Miracle and Other Christmas Stories by Connie Willis

Posted by Mrs Giggles on November 19, 2000 in 4 Oogies, Book Reviews, Genre: Fantasy & Sci-fi

Miracle and Other Christmas Stories by Connie Willis

Bantam, $6.99, ISBN 0-553-58048-5
Fantasy, 2000 (Reissue)

Miracle and Other Christmas Stories is a short story anthology by this author. The stories all first appeared in various SF magazines between 1985 to 1997 and are now collected in one volume. It’s a celebration of Noel with a healthy dose of wit, style, coolness, and a proud finger salute to manipulative weepies and blatant commercialism of Christmas.

The introduction is worth the price of the book alone. Christmas is about faith and laughter, the author says, so here’s the grand finger to Hans Christian Andersen (he started the whole manipulative-tearjerker-around-Christmas nonsense – what’s with the anorexic match girls freezing to death and all those children dying, dude?), It’s a Wonderful Life (celebration of martyrdom and damn, the bad guy got away!), and all those sappy movies about ill kids dying on Christmas eve – screw them all! And at the same time the author celebrates Charles Dickens’s A Christmas Carol and Miracle on 34th Street, as well as many movies that inspires and celebrates hope and new beginning on Christmas day without resorting to prepubescent genocide and blatantly cloying sentimentality.

I’m hooked right away from the introduction. Bring those stories on!

The first short story is a bit shaky though, as Miracle has a heroine too much like Ally McBeal for comfort.

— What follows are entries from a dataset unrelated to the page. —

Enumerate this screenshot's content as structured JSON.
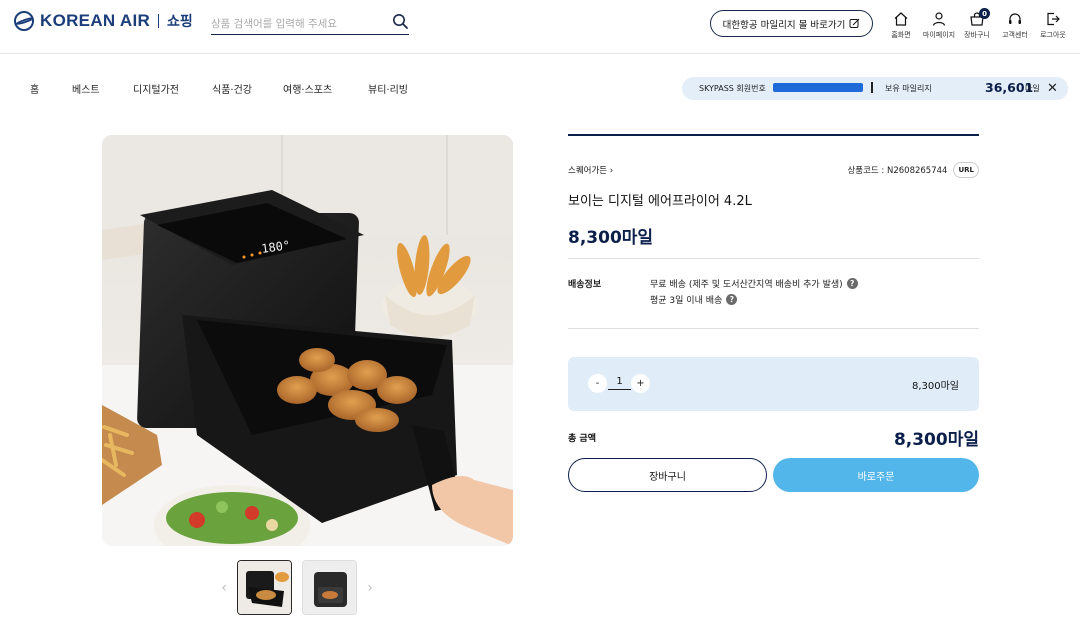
{
  "header": {
    "logo_text": "KOREAN AIR",
    "logo_shop": "쇼핑",
    "search_placeholder": "상품 검색어를 입력해 주세요",
    "mileage_button": "대한항공 마일리지 몰 바로가기",
    "icons": [
      {
        "name": "home-icon",
        "label": "홈화면"
      },
      {
        "name": "user-icon",
        "label": "마이페이지"
      },
      {
        "name": "cart-icon",
        "label": "장바구니",
        "badge": "0"
      },
      {
        "name": "headset-icon",
        "label": "고객센터"
      },
      {
        "name": "logout-icon",
        "label": "로그아웃"
      }
    ]
  },
  "nav": {
    "items": [
      "홈",
      "베스트",
      "디지털가전",
      "식품·건강",
      "여행·스포츠",
      "뷰티·리빙"
    ]
  },
  "skypass": {
    "label": "SKYPASS 회원번호",
    "hold_label": "보유 마일리지",
    "mileage": "36,601",
    "unit": "마일"
  },
  "product": {
    "brand": "스퀘어가든",
    "code": "상품코드 : N2608265744",
    "url_label": "URL",
    "title": "보이는 디지털 에어프라이어 4.2L",
    "price": "8,300마일",
    "shipping_label": "배송정보",
    "shipping_lines": [
      "무료 배송 (제주 및 도서산간지역 배송비 추가 발생)",
      "평균 3일 이내 배송"
    ],
    "display": "180°"
  },
  "order": {
    "minus": "-",
    "plus": "+",
    "quantity": "1",
    "line_price": "8,300마일",
    "total_label": "총 금액",
    "total": "8,300마일",
    "cart_button": "장바구니",
    "buy_button": "바로주문"
  },
  "colors": {
    "navy": "#0b1f4a",
    "buy_button": "#53b6ea",
    "qty_bg": "#e0edf9",
    "skypass_bg": "#e3eef8",
    "masked": "#1e6ad8"
  }
}
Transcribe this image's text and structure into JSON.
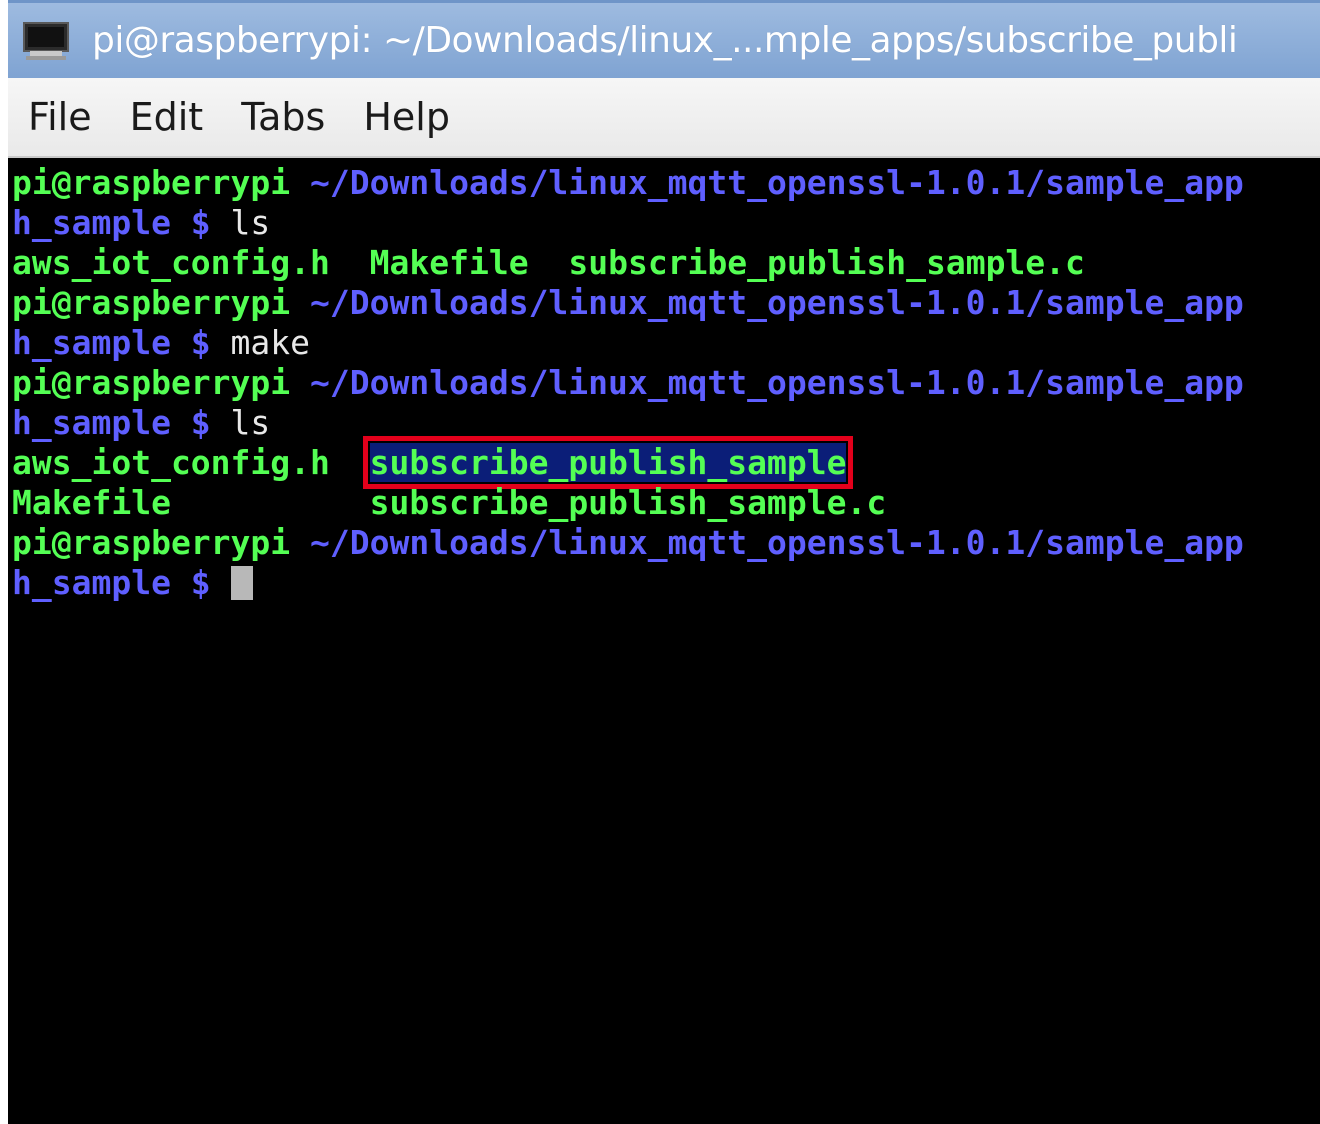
{
  "window": {
    "title": "pi@raspberrypi: ~/Downloads/linux_...mple_apps/subscribe_publi",
    "icon": "terminal-icon"
  },
  "menu": {
    "items": [
      "File",
      "Edit",
      "Tabs",
      "Help"
    ]
  },
  "terminal": {
    "prompt_user": "pi@raspberrypi",
    "prompt_path": " ~/Downloads/linux_mqtt_openssl-1.0.1/sample_app",
    "prompt_cont": "h_sample $ ",
    "cmd_ls": "ls",
    "cmd_make": "make",
    "ls1_file1": "aws_iot_config.h",
    "ls1_file2": "Makefile",
    "ls1_file3": "subscribe_publish_sample.c",
    "ls2_file1": "aws_iot_config.h",
    "ls2_file2": "subscribe_publish_sample",
    "ls2_file3": "Makefile",
    "ls2_file4": "subscribe_publish_sample.c"
  },
  "colors": {
    "prompt_user": "#54ff54",
    "prompt_path": "#5f5fff",
    "highlight_box": "#e3001b",
    "titlebar": "#8eafd9"
  }
}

But there’s one reason to rejoice – the heroine doesn’t go for the cute hunk, she goes for the overweight but sensitive softie. That’s the fun of this story. Unhindered by the shallow limitations of the romance genre, this author lets her imagination fly free and create some of the most interesting tales that manages to be heartwarming and romantic.

Invasion of the Body Snatcher on Christmas Day is what the funny Newsletter offers, while a transparently-inspired-by-Dr-Watson narrator contemplates gorilla, chimpanzee, and murdering his detective companion in a Isle of Dr Moreau meets Sherlock Holmes tale. A bad, bad Scrooge gets his just desserts in In Coppelius’s Toyshop while the two out of three Spirits of Christmas face modern corporate downsizing in Adaptation. But the Spirits found an unlikely friend in the latter story, which manages to be heartfelt as well as humorous.

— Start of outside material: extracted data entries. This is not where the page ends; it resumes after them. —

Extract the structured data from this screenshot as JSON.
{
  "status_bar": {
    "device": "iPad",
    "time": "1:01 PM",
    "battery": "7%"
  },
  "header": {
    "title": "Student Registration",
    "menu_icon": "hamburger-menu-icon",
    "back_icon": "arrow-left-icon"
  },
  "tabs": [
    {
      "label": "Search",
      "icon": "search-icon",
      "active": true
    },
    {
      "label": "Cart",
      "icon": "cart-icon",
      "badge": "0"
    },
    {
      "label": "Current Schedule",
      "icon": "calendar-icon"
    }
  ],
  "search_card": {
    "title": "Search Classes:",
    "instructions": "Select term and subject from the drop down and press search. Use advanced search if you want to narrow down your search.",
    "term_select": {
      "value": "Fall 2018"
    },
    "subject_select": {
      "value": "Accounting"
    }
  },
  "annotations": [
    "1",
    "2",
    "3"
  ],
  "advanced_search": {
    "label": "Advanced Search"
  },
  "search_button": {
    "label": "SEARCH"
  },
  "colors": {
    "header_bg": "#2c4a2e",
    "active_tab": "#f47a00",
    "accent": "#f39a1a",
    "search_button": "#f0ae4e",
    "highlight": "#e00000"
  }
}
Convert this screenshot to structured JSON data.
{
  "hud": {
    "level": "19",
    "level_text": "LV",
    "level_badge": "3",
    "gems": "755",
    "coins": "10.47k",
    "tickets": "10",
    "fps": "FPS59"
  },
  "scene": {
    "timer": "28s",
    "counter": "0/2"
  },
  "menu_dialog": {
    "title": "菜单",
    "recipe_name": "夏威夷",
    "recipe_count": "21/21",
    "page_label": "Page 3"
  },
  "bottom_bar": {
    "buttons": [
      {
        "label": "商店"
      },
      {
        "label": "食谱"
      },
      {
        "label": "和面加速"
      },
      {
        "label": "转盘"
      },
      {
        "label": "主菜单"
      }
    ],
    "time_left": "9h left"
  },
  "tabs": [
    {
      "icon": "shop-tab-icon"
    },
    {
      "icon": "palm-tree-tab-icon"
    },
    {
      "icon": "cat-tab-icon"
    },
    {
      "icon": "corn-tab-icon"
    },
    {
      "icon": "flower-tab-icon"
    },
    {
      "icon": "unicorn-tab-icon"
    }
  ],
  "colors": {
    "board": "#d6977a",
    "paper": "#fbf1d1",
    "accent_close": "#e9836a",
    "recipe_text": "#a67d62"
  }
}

And I must also mention the very short and right-on The Pony. What happens when Santa Claus starts giving everyone presents? Not just the present one wants, but what the person really, really want but doesn’t dare tell anyone? A modern, absolutely jaded shrink realizes she doesn’t dare open her gift from Santa.

There are other stories, of course, all fun in their own individual ways. All mercilessly skewer the Christmas greeting card, yet ultimately bringing on the message that Christmas is a time for love, sharing, and giving. Just without going overboard with the kids stricken by cancer and other stuff some authors think it’s cool to make readers weep over or giggle at. And the final word only caps off my adoration of this book. Let’s just say any book that recommends While You Were Sleeping over It’s a Wonderful Life as a good movie to overcome Christmas blues gets my vote.

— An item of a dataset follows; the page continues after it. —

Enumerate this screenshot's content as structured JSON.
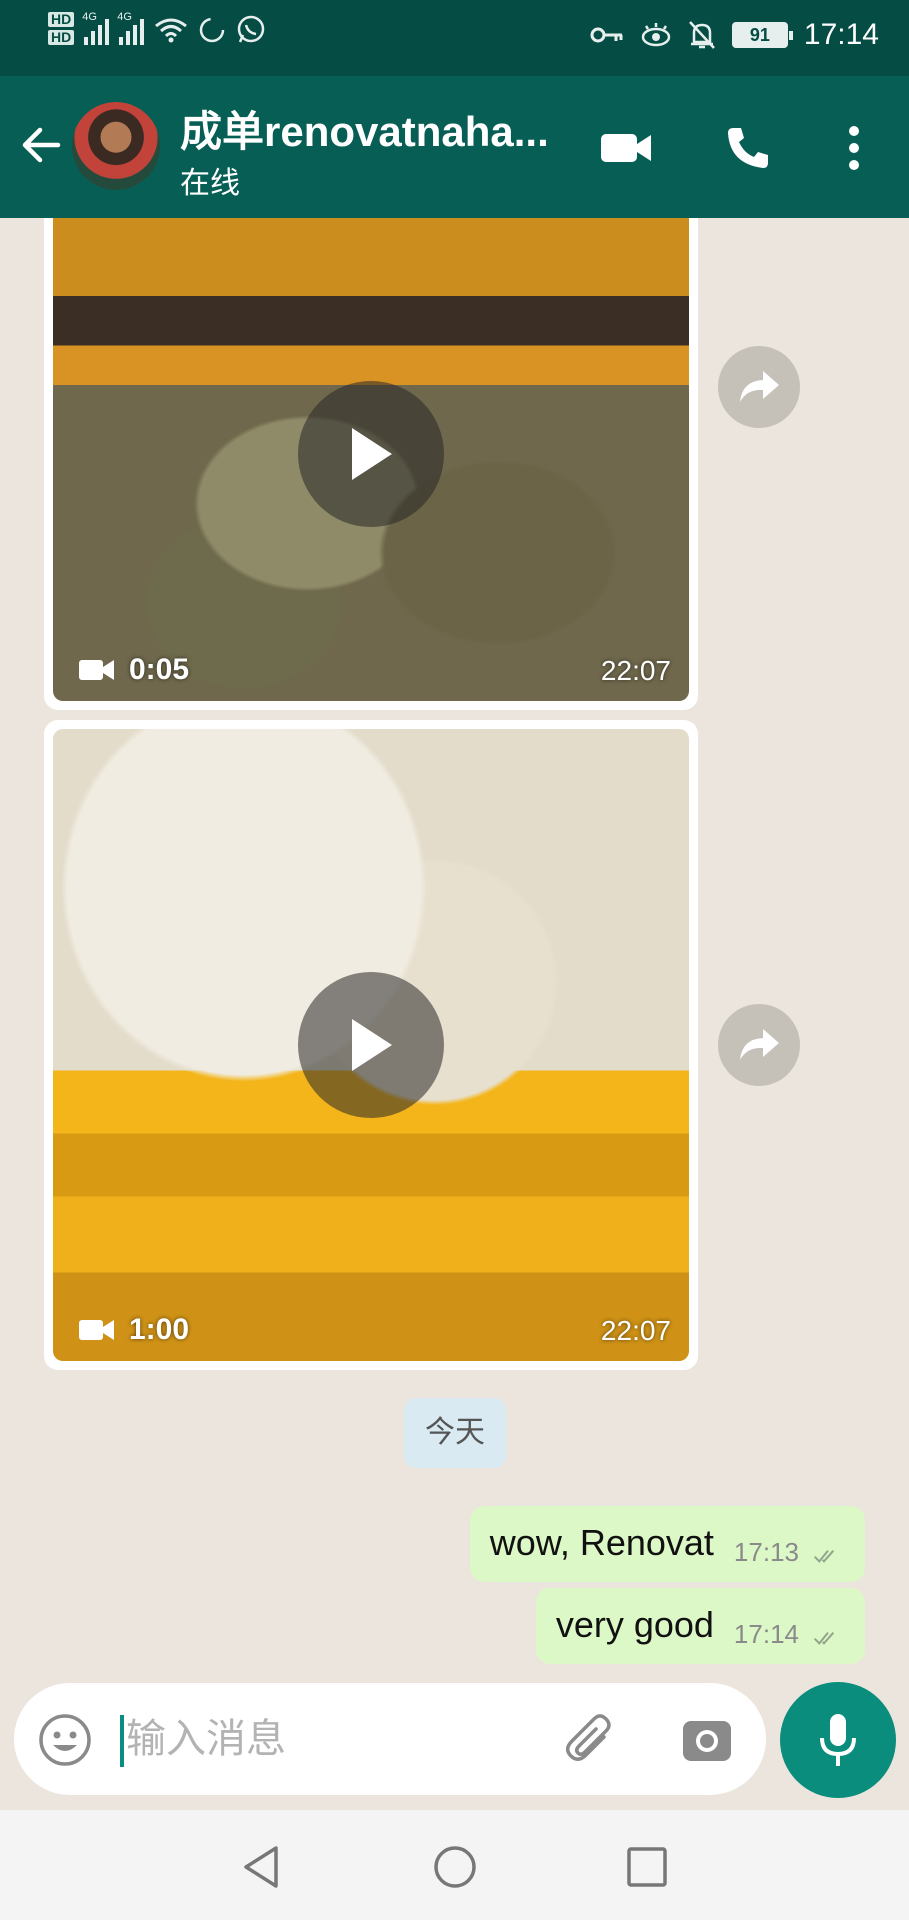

Connie Willis writes these stories to entertain and to make a point, not to manipulate me into weeping copiously for some inane Pollyanna wimpy woman who couldn’t possibly know how to cross a street. She doesn’t make that cute, annoying giggling kid burst into tumors so that I will go ugh ugh ugh – so sad – ugh ugh ugh. And by doing so, she succeeds in making me smile and believe where all those purveyors of muzak fail.

Christmas? Okay, it’s not too bad. Really!